【02】

どんな場所にも、やたらと他人に関わりたがる、面倒な連中はいるものだ。

ある日俺は仕事終わりに、クドウという男に呼び出された。


指定された工場脇の車両止めに行くと、3人がにやけ顔で待っている。

一番体格のいいのがクドウだ。


3人は俺を囲んで何やら因縁を付けてきているようだったが、そいつらの言うことは一言も俺の頭に入って来なかった。

そのうちクドウが怒り出して、俺の頬にパンチを見舞う。

俺はその場に倒れたが、別に抵抗もしなかった。

痛みも大して感じない。


地面の座り込んだ俺に対して、クドウたちは散々罵声を浴びせてきたが、それも俺の頭には一切入って来なかった。

心底どうでもよかったのだ。


俺のあまりの無反応さに飽きたのか、やがて3人は何やら捨て台詞を残して、その場から去って行く。

俺も立ち上がると、何もなかったように家路についた。

借りている安アパートに着いても、そこには俺の中身と同じ、虚ろな空間が待っているだけだった。


それから何日か経った後、俺はたまたま昼の休憩時間に、先日クドウたちに呼び出された車両止めの近くを通りかかった。

すると同じ場所に3人組が立っている。

また誰かを囲んでいるようだ。


そのまま通り過ぎようとしてクドウたちの方をちらっと見ると、地面に小柄な女が座り込んでいた。

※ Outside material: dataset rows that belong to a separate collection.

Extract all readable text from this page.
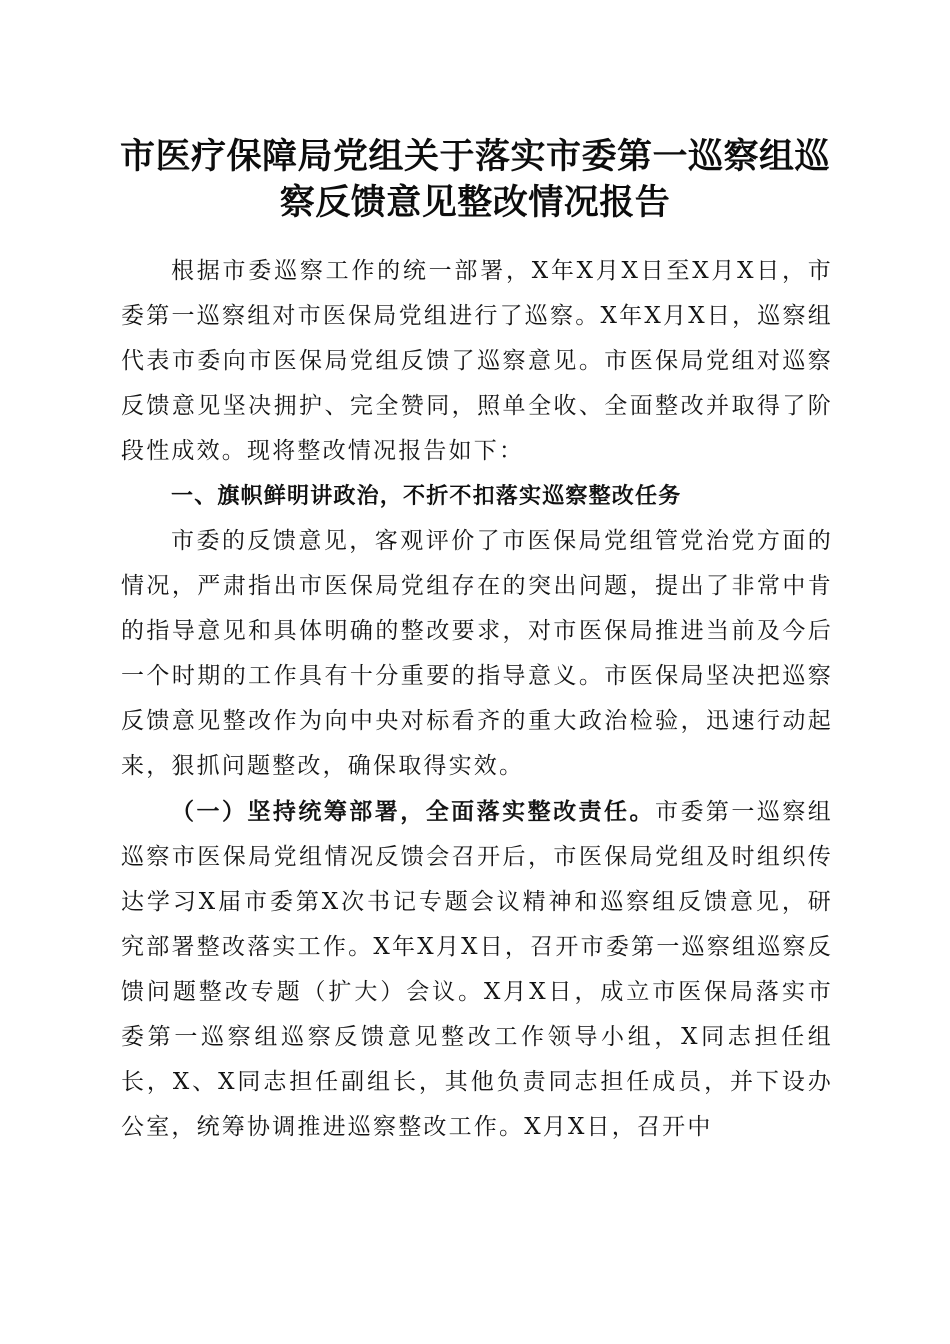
市医疗保障局党组关于落实市委第一巡察组巡
察反馈意见整改情况报告

根据市委巡察工作的统一部署，X年X月X日至X月X日，市委第一巡察组对市医保局党组进行了巡察。X年X月X日，巡察组代表市委向市医保局党组反馈了巡察意见。市医保局党组对巡察反馈意见坚决拥护、完全赞同，照单全收、全面整改并取得了阶段性成效。现将整改情况报告如下：

一、旗帜鲜明讲政治，不折不扣落实巡察整改任务

市委的反馈意见，客观评价了市医保局党组管党治党方面的情况，严肃指出市医保局党组存在的突出问题，提出了非常中肯的指导意见和具体明确的整改要求，对市医保局推进当前及今后一个时期的工作具有十分重要的指导意义。市医保局坚决把巡察反馈意见整改作为向中央对标看齐的重大政治检验，迅速行动起来，狠抓问题整改，确保取得实效。

（一）坚持统筹部署，全面落实整改责任。市委第一巡察组巡察市医保局党组情况反馈会召开后，市医保局党组及时组织传达学习X届市委第X次书记专题会议精神和巡察组反馈意见，研究部署整改落实工作。X年X月X日，召开市委第一巡察组巡察反馈问题整改专题（扩大）会议。X月X日，成立市医保局落实市委第一巡察组巡察反馈意见整改工作领导小组，X同志担任组长，X、X同志担任副组长，其他负责同志担任成员，并下设办公室，统筹协调推进巡察整改工作。X月X日，召开中
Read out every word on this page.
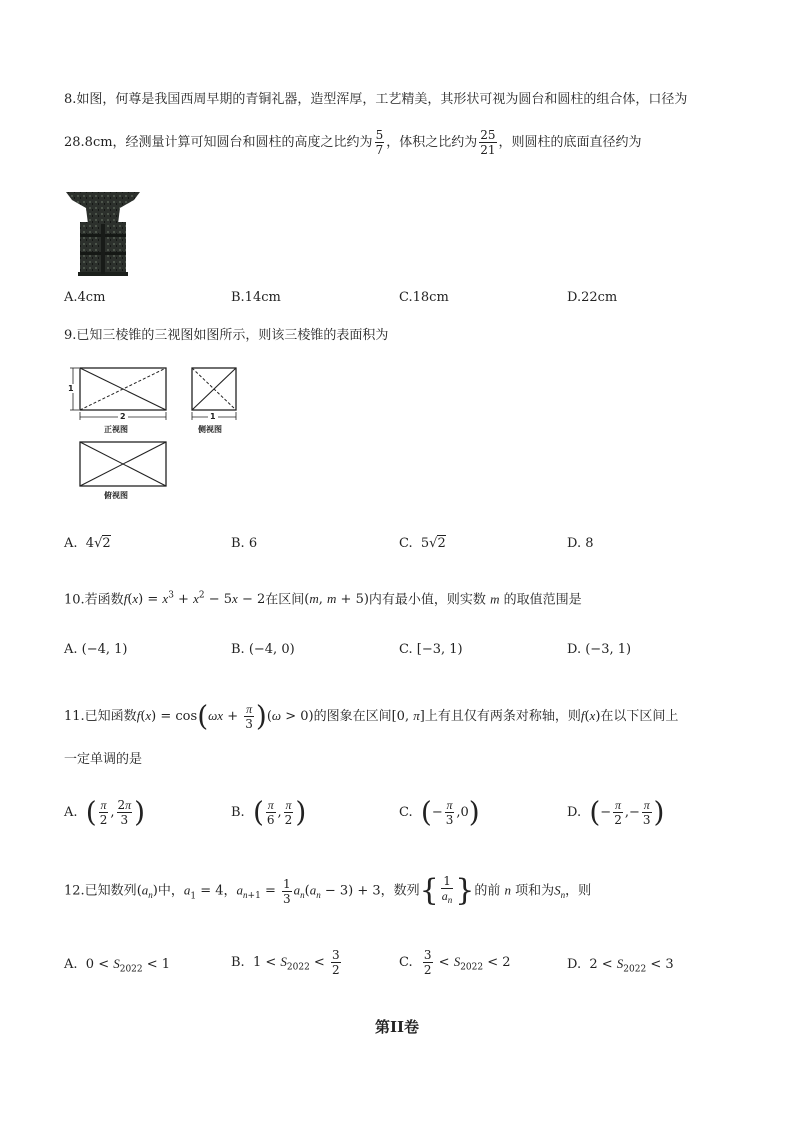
8.如图，何尊是我国西周早期的青铜礼器，造型浑厚，工艺精美，其形状可视为圆台和圆柱的组合体，口径为
28.8cm，经测量计算可知圆台和圆柱的高度之比约为 $\frac{5}{7}$ ，体积之比约为 $\frac{25}{21}$ ，则圆柱的底面直径约为
A.4cm	B.14cm	C.18cm	D.22cm
9.已知三棱锥的三视图如图所示，则该三棱锥的表面积为
1
2	1
正视图	侧视图
俯视图
A. 4√2	B. 6	C. 5√2	D. 8
10.若函数$f(x) = x^3 + x^2 - 5x - 2$在区间(m, m + 5)内有最小值，则实数 m 的取值范围是
A. (−4, 1)	B. (−4, 0)	C. [−3, 1)	D. (−3, 1)
11.已知函数$f(x) = \cos(\omega x + \frac{\pi}{3} )(\omega > 0)$的图象在区间[0, π]上有且仅有两条对称轴，则f(x)在以下区间上
一定单调的是
A.  ( $\frac{\pi}{2}$ , $\frac{2\pi}{3}$ )	B.  ( $\frac{\pi}{6}$ , $\frac{\pi}{2}$ )	C.  (− $\frac{\pi}{3} ,0$)	D.  (− $\frac{\pi}{2}$ ,− $\frac{\pi}{3}$ )
12.已知数列$(a_n)$中，$a_1 = 4$，$a_{n+1} = \frac{1}{3} a_n(a_n - 3) + 3$，数列{ $\frac{1}{a_n}$ }的前 n 项和为$S_n$，则
A.  $0 < S_{2022} < 1$	B.  $1 < S_{2022} < \frac{3}{2}$	C. $\frac{3}{2} < S_{2022} < 2$	D.  $2 < S_{2022} < 3$
第II卷
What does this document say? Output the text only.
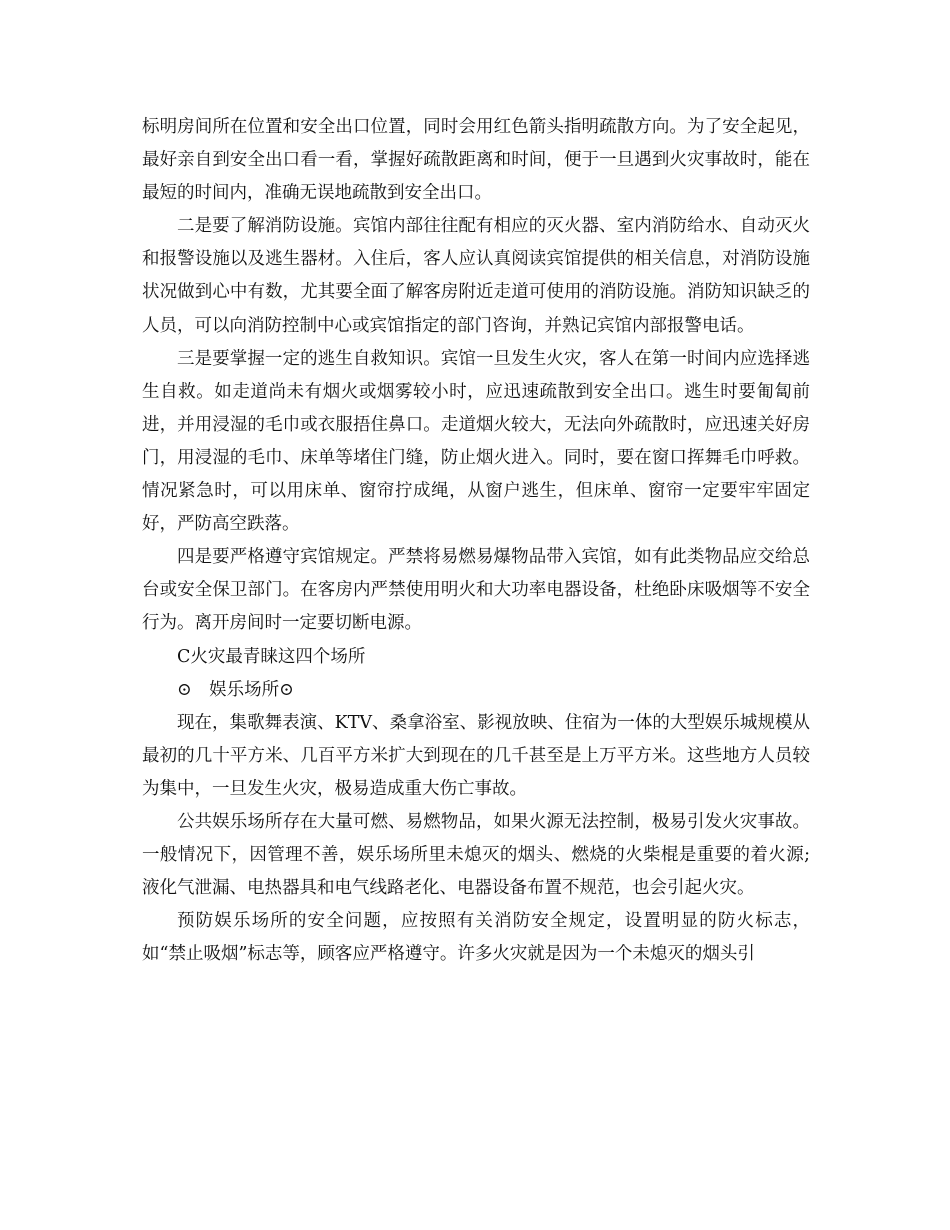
标明房间所在位置和安全出口位置，同时会用红色箭头指明疏散方向。为了安全起见，最好亲自到安全出口看一看，掌握好疏散距离和时间，便于一旦遇到火灾事故时，能在最短的时间内，准确无误地疏散到安全出口。

二是要了解消防设施。宾馆内部往往配有相应的灭火器、室内消防给水、自动灭火和报警设施以及逃生器材。入住后，客人应认真阅读宾馆提供的相关信息，对消防设施状况做到心中有数，尤其要全面了解客房附近走道可使用的消防设施。消防知识缺乏的人员，可以向消防控制中心或宾馆指定的部门咨询，并熟记宾馆内部报警电话。

三是要掌握一定的逃生自救知识。宾馆一旦发生火灾，客人在第一时间内应选择逃生自救。如走道尚未有烟火或烟雾较小时，应迅速疏散到安全出口。逃生时要匍匐前进，并用浸湿的毛巾或衣服捂住鼻口。走道烟火较大，无法向外疏散时，应迅速关好房门，用浸湿的毛巾、床单等堵住门缝，防止烟火进入。同时，要在窗口挥舞毛巾呼救。情况紧急时，可以用床单、窗帘拧成绳，从窗户逃生，但床单、窗帘一定要牢牢固定好，严防高空跌落。

四是要严格遵守宾馆规定。严禁将易燃易爆物品带入宾馆，如有此类物品应交给总台或安全保卫部门。在客房内严禁使用明火和大功率电器设备，杜绝卧床吸烟等不安全行为。离开房间时一定要切断电源。

C火灾最青睐这四个场所

⊙　娱乐场所⊙

现在，集歌舞表演、KTV、桑拿浴室、影视放映、住宿为一体的大型娱乐城规模从最初的几十平方米、几百平方米扩大到现在的几千甚至是上万平方米。这些地方人员较为集中，一旦发生火灾，极易造成重大伤亡事故。

公共娱乐场所存在大量可燃、易燃物品，如果火源无法控制，极易引发火灾事故。一般情况下，因管理不善，娱乐场所里未熄灭的烟头、燃烧的火柴棍是重要的着火源;液化气泄漏、电热器具和电气线路老化、电器设备布置不规范，也会引起火灾。

预防娱乐场所的安全问题，应按照有关消防安全规定，设置明显的防火标志，如“禁止吸烟”标志等，顾客应严格遵守。许多火灾就是因为一个未熄灭的烟头引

クドウはズボンから、ペニスらしいものを引き出しているようだ。


その女に何をさせようとしているのか、容易に想像できた。

その時、3人組の一人が俺に気づいたようだ。

クドウに向かって何やら言っている。


するとクドウは何やら喚きながら俺の方に向かってきた。

子分二人も後について来る。


俺の前まで来ると、クドウは何やら凄みながら、俺の肩を小突く。

その時突然、俺の中で黒い塊が膨張し、弾けた。

何故そうなったのか、今になっても分からない。


我に返った俺の足元に、3人組が倒れ伏していた。

クドウは尻もちをつくような姿勢で、後の2人は這いつくばって呻き声をあげている。

俺はその場にしゃがみ込むと、クドウの胸倉を掴んで言った。


「クドウさん。

俺、人殺して刑務所に入ってたんだよ。

これから先、碌な人生でもなさそうだし、そろそろ生きるのに飽きて来たんだよな。


だからさ。

また二、三人殺して、死刑にでもなろうかと思うんだけど、あんたら付き合ってくれないか?

頼むわ」


何故そんな言葉が口をついて出たのか分からないが、言っているうちに段々とそうしたい気分になって来た。

突然豹変した俺に、クドウは明らかに怯えているようだった。

許して下さい、助けて下さいといった意味の言葉を、涙ながらに訴えて来る。


俺はその無様な姿を見て、急激に冷めた。

そして立ち上がると、工場に向かって歩き出す。

背後で3人が立ち上がり、走り去る気配がしたが、振り返る気もしない。


すると背後から、「ジュンさん」と声が掛かった。

振り向くと、3人に囲まれていた女が立っている。


俺が怪訝な顔を向けると、女は勢い込んで、

「助けてくれて、ありがとうございます」

と聞き取りにくいほどの小声で言った。


「別に気にしなくていいよ」

そう言って俺が工場に向って歩き出すと、女は慌てて俺の横に並んだ。


そして俺が訊きもしないことを、一方的に話し始める。

大して興味はなかったのだが、俺は聞くとはなしに、その話を聞いていた。


女の名前はユキコと言った。

今年中学を出て、進学せずにこの工場で働き始めたらしい。

そう言えば、朝礼で工場長がそんなことを言っていたような気もする。


「私、バカなんです。

どんくさくて、いつも周りの足手まといで。


相手にされなくて。

だからさっき、ジュンさんに助けてもらって、本当に嬉しかったんです。

ありがとうございました」


ユキコは、俺が興味なさそうにしていることに漸く気づいたらしく、最後に慌ただしくそう言って去って行った。

翌日から、ユキコが時折、遠慮がちにこちらを見ているのを感じたが、俺は相手にせず、黙々と時間を消費し続けた。

大して興味はなかったのだが、クドウたち3人は欠勤しているらしい。